Et puis sa subtilité, plus profondément, tient à la machine de guerre qu’a montée Guattari au fil des ans contre les dogmatismes de toutes sortes : ceux de la technocratie désingularisante au pouvoir dans les années 1980 mais aussi ceux des gauchismes de l’après-68 débouchant tous sur « une sorte d’interdiction de penser », ceux des philosophies dominantes de la substance et de la dialectique mais aussi ceux dont il fut lui-même, quelques années durant, un parangon à sa manière. Car le Guattari des années 1980, plus vigilant et plus engagé que jamais, n’est pourtant plus le Guattari véhément, mal dégrossi, génial mais aussi volontiers caricatural du tournant des années 1970 : le psychanalyste, dans ces textes des Années d’hiver, n’est plus nécessairement « un flic », et le désir, l’embrigadant Désir, n’est plus en lui-même une force révolutionnaire. Il le confie d’ailleurs au passage: expériences et déconvenues l’ont rendu plus lucide qu’à l’époque des nuits bavardes et enfiévrées du CERFI ou du FGERI, pendant que le travail de théorisation et d’écriture avec Gilles Deleuze (trois livres majeurs écrits ensemble en moins de dix ans, cas unique dans l’histoire de la pensée) a cassé en lui « un certain mythe groupusculaire, [tout] un fantasme de la bande ». Du coup, même dans l’expression laconique de textes peu théoriques, tout ici est plus délié, plus équilibré, plus juste peut-être, tant il y est tenu compte à la fois de la relativité de toute opposition (le dualisme simpliste ami-ennemi laissant place à une vision plus complexe) et de la précarité subjective dont procède toute pensée conséquente. D’abord la fragilité : fragilité assumée qui est celle de la maturité, de la contradiction revendiquée, de cette « morale de l’ambiguïté qui [lui] paraît spécifique de la schizo-analyse », et qu’il rapporte ici à son long trajet schizoïde (depuis le temps lointain où il était Pierre pour sa famille et Félix pour ses amis…).

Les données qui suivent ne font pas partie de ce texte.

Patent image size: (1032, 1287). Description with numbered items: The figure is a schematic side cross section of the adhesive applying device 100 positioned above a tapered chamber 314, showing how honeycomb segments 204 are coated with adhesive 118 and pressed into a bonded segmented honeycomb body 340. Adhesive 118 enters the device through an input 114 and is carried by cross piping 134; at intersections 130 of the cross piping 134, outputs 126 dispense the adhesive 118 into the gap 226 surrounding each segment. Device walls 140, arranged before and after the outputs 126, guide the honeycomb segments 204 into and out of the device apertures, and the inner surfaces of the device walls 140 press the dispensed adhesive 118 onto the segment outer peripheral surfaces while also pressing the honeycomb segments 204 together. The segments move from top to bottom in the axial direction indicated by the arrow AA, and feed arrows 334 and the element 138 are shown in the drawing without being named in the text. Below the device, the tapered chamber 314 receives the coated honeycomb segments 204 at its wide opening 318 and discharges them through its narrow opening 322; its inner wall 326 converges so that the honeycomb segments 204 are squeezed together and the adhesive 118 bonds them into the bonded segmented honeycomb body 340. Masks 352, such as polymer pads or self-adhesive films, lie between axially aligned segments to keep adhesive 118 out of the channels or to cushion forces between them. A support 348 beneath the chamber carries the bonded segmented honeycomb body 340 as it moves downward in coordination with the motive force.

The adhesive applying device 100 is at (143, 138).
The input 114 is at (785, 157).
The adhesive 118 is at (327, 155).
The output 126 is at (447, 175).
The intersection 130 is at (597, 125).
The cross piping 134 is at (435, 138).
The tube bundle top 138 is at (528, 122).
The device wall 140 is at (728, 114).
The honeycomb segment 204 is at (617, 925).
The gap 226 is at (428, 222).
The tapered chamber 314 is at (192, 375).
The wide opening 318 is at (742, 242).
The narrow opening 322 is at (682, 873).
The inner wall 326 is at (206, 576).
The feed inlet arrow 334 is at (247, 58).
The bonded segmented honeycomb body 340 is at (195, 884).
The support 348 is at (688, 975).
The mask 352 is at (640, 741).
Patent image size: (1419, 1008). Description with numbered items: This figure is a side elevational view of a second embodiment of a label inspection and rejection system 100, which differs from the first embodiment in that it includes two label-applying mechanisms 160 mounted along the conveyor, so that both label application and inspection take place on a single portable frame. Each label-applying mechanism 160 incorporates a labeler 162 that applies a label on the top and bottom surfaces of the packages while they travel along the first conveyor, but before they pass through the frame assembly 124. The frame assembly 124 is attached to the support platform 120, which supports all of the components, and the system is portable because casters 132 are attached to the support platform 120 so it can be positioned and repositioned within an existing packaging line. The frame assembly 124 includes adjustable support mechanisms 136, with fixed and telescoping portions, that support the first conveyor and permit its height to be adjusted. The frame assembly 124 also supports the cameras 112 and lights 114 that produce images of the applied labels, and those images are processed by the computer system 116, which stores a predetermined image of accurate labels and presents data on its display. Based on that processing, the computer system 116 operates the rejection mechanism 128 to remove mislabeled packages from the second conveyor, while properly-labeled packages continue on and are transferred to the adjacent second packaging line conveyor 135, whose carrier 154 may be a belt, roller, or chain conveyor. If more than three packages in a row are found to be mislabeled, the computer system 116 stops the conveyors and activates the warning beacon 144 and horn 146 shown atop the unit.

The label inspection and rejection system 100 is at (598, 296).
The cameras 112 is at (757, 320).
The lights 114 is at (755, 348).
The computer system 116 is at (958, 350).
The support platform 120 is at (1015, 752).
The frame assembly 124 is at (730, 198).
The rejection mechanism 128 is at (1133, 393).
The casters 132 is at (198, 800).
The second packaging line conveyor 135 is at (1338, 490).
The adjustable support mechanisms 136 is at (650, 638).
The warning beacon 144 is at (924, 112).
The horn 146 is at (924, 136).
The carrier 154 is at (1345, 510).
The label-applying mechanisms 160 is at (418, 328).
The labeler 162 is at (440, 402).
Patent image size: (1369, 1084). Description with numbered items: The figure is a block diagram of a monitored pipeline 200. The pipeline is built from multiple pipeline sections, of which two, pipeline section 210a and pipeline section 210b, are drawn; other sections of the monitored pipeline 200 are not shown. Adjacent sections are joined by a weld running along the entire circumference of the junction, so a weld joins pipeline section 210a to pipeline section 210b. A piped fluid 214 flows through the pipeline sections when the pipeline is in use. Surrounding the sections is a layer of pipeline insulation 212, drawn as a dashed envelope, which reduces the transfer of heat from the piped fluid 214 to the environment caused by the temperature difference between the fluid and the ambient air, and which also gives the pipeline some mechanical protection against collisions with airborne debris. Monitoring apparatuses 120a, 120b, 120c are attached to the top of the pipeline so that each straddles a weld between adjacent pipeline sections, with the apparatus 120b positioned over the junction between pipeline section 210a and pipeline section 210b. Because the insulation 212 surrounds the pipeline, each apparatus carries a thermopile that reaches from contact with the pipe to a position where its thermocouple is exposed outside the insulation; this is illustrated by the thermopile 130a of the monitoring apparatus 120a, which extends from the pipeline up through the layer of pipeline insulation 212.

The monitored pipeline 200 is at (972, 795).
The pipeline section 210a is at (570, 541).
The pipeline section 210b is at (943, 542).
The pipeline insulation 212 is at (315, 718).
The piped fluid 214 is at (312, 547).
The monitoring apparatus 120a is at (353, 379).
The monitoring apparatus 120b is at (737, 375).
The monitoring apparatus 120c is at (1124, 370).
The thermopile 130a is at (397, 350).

Une fragilité qui est aussi celle de sa propre construction théorique dans la mesure où celle-ci se tient sous la menace d’une lassitude intime, d’un à quoi bon lancinant : il y a en lui « une autre dimension de sabotage inconscient, une sorte de passion de retour au point zéro », confesse-t-il à Michel Butel, si bien que toutes ses élaborations sophistiquées sont au plus intime de lui « toujours à la limite de s’effondrer ».